Bir zamanlar çobandım. Çocuk gönlüm Anamas Dağları'nı aşar; sürülerin göçerinde çan seslerine karışırdı türkülerim. Geceleri gökyüzünü tutuşturan yıldızlardı beni alıp götüren. Hele de bulutsuz yaz geceleri kıl çadırın tavanı silme yıldız keserdi. Onlarla konuşur-dertleşirdim; düşlerimi okşardı göz kırpan gülüşleri. Sonra kentlere indim. Kitaplar, sinema salonları, renkli film kareleri girdi serüvenime. Gizem dolu dünyalara uçuyor bulurdum kendimi. Yıldızlar sevgilim olurdu benim ve ben yıldız olurdum; düşlerime geçit veren sinemayı hep sevdim!..
Andre Gide; "Anı yazmak ölümün elinden bir şeyler kurtarmaktır" der. Bu söz beni etkileyeli yıllar oldu. Ve kıvanç duyuyorum ki, kafaya koyduğum bir işi başaran soydanım! 40 yılı aşkın süredir; defterler, ajandalar, dosyalar arasında sararıp solmuş kağıtlara karalanmış kolilerce yazı ile tören konuşma notları, mektuplar, işaretler, gazete kesikleri, çizgiler, resimler vb. benimle yaşayıp birikmiş. Kimi radyo, TV'lerden CD ve bant kayıtlarına çekilmiş onlarca ses ve görüntü yumağı! Yaşam belgeseli bunlar. O karmaşayı çözüp yeni şeyler ekleyerek 'iki kitap birden yazıp bitirmek' zorlu bir savaşımdı…

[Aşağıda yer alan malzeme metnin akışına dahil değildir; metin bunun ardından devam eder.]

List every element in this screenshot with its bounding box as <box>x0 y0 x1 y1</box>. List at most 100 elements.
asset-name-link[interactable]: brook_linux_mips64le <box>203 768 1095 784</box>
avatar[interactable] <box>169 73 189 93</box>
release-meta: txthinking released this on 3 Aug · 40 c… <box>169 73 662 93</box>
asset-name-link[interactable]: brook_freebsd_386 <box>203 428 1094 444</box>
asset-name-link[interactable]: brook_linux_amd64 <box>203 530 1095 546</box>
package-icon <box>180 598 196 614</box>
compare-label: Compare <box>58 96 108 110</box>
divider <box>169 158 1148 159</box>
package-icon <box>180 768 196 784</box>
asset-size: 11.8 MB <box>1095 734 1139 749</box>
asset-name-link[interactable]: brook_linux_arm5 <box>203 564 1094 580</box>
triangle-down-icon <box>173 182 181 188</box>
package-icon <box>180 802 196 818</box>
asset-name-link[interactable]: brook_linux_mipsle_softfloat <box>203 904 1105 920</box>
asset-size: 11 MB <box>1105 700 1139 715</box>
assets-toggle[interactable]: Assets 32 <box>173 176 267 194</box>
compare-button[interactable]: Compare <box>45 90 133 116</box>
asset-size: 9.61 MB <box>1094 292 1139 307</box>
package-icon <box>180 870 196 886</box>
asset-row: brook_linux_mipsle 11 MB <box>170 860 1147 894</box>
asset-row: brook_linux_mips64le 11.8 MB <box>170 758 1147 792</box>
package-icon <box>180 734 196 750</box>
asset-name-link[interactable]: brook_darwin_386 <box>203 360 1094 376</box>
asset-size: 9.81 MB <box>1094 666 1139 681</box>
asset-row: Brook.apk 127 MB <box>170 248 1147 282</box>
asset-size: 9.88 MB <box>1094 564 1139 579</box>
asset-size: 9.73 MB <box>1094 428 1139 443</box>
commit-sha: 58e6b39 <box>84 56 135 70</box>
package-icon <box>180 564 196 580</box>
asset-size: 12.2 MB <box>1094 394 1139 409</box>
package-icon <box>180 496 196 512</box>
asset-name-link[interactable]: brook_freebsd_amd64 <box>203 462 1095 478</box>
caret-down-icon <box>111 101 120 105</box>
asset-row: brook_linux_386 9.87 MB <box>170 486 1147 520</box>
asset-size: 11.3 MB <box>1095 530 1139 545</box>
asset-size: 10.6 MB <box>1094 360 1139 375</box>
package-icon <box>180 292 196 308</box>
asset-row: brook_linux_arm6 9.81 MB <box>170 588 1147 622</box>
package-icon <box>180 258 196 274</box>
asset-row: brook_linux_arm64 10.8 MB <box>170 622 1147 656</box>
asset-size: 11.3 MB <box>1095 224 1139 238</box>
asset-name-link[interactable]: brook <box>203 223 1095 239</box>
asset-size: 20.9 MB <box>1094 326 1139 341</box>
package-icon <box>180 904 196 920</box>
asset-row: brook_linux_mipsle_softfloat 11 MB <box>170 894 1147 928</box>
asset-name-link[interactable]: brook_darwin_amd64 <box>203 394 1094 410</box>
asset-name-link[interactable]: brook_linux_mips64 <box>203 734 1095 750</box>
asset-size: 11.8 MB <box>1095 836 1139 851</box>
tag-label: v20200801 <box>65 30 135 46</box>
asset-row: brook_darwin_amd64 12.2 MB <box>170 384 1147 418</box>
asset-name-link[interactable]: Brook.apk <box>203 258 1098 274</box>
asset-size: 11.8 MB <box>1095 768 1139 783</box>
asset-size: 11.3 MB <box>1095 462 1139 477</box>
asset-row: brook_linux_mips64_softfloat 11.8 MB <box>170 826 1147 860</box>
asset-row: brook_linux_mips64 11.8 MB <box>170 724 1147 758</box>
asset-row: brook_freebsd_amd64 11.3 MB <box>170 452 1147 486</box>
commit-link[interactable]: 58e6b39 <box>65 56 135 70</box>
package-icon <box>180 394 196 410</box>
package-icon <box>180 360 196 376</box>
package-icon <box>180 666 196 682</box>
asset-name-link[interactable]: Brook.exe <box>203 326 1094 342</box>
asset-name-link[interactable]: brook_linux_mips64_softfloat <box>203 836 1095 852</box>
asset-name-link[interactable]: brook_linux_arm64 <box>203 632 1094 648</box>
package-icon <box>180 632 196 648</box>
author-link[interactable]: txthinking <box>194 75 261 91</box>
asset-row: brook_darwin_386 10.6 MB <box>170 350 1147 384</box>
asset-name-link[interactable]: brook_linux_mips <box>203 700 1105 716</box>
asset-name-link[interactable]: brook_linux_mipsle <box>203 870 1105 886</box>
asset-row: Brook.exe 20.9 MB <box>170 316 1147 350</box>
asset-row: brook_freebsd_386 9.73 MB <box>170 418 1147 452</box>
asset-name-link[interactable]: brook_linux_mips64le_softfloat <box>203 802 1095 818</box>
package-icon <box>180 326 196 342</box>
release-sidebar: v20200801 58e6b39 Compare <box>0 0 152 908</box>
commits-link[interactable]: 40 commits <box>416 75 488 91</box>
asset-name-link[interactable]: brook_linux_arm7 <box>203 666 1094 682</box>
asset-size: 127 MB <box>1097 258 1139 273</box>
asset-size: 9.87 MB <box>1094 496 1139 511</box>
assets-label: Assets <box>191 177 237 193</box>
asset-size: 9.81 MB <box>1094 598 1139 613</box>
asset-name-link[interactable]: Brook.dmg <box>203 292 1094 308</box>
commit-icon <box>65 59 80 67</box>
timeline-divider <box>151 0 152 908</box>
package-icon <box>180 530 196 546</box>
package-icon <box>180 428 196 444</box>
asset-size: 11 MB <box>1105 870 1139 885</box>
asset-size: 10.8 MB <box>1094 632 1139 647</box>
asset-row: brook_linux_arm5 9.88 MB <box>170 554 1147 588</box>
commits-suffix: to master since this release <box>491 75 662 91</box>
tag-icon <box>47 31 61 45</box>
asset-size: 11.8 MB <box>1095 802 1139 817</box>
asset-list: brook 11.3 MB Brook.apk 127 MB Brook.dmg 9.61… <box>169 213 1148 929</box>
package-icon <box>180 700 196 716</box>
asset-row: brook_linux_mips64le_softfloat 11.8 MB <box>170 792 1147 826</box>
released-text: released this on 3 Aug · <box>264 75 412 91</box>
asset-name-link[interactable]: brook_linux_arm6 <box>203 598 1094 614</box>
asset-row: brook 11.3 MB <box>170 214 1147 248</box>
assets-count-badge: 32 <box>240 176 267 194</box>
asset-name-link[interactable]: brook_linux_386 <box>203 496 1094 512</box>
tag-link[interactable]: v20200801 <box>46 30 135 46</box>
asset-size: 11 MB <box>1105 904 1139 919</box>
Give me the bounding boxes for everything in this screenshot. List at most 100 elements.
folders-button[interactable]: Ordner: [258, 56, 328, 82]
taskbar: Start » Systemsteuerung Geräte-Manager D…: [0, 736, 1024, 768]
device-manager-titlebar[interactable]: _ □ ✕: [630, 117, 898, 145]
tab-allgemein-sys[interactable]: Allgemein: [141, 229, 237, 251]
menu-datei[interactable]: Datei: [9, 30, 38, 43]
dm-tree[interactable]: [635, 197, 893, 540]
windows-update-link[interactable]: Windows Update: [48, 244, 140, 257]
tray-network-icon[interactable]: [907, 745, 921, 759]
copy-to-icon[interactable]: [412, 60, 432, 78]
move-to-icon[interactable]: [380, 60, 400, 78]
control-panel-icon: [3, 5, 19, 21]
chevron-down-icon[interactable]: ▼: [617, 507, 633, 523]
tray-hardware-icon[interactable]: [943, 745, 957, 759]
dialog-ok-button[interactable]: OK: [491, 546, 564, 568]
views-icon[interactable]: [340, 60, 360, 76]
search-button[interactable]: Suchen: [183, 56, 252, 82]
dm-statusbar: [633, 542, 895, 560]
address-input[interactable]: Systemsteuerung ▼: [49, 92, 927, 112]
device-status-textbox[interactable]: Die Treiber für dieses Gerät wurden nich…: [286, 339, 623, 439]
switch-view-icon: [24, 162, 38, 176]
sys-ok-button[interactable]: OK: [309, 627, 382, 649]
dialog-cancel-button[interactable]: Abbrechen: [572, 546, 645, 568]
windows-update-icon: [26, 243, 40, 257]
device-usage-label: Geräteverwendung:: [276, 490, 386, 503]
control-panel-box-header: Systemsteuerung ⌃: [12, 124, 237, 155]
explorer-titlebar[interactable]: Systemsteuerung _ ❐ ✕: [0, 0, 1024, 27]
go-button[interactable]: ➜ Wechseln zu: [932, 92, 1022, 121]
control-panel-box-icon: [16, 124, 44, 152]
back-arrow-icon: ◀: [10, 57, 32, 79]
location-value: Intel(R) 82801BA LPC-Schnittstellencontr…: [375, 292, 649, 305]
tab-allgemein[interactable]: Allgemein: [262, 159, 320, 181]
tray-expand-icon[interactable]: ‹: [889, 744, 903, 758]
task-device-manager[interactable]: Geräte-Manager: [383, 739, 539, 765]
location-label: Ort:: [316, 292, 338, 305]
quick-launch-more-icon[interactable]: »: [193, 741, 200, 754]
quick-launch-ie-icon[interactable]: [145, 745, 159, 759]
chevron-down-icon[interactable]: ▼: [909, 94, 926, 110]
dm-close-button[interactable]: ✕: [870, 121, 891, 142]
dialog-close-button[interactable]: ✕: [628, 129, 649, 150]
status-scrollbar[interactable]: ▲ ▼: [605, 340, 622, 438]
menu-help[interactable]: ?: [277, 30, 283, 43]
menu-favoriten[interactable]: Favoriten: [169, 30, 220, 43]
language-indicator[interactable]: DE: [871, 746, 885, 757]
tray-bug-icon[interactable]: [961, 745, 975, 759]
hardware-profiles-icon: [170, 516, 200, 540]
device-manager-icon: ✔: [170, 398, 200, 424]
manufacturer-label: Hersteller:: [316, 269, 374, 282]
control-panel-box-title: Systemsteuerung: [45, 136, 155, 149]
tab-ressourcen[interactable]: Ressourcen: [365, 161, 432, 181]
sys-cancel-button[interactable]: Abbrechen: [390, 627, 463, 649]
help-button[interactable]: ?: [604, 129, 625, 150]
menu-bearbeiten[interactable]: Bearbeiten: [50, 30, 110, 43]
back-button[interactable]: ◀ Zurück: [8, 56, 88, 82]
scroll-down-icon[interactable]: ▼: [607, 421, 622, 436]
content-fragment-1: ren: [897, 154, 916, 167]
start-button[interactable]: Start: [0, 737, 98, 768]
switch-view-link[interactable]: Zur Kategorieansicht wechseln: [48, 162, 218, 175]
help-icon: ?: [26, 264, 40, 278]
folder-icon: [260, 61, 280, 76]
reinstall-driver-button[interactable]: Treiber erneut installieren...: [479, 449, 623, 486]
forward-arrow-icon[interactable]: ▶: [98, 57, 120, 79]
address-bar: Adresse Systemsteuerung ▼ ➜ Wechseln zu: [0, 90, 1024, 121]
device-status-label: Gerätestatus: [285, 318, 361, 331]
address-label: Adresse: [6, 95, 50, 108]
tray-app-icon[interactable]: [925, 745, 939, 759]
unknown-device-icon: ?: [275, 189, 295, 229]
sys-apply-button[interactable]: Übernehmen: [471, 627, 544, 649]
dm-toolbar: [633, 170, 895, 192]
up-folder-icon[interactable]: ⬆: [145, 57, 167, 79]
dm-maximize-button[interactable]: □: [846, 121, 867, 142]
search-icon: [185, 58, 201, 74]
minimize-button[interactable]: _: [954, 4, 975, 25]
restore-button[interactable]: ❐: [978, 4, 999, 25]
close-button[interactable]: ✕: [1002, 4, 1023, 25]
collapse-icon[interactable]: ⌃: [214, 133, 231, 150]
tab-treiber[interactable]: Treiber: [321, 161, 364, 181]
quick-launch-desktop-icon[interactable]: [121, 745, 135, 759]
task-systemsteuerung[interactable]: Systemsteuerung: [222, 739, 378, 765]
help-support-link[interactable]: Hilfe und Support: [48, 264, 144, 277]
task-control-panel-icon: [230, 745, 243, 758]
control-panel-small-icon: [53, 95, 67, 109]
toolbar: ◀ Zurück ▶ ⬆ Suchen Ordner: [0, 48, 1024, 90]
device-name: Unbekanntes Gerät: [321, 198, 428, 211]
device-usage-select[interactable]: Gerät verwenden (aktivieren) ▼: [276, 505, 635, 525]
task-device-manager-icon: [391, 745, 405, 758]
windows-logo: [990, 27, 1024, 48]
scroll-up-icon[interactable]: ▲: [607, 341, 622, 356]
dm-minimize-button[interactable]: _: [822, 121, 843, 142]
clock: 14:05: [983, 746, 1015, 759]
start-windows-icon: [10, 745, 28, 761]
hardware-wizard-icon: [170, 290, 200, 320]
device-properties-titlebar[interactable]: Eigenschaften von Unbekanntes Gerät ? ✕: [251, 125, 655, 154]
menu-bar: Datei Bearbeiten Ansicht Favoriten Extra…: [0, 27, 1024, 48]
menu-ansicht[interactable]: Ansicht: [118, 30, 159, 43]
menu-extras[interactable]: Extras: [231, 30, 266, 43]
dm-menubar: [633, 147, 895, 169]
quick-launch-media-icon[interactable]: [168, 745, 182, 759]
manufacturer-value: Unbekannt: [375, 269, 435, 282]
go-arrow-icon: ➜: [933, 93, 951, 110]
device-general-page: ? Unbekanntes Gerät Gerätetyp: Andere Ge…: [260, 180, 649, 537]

Yazmak benim kaderim! "Sanat baskıdan doğar, hürlükten ölür"(müş).. Ölümden ne kurtardım ki doğrusu bilemem ama; çağı sarsan şu virüs illetinin korkusu (baskısı), ereğime ulaşmak çabamın hızını artırdı iyi ki. Acayip duygular içindeyim. Ayıp olmasa hani Korona belâsı yanında, karagüç'ten çektiğimiz zorluk ve zorbalıklara da; 'her şerden bir hayır doğacağı' inancıyla teşekkür edesim geliyor nerdeyse (!)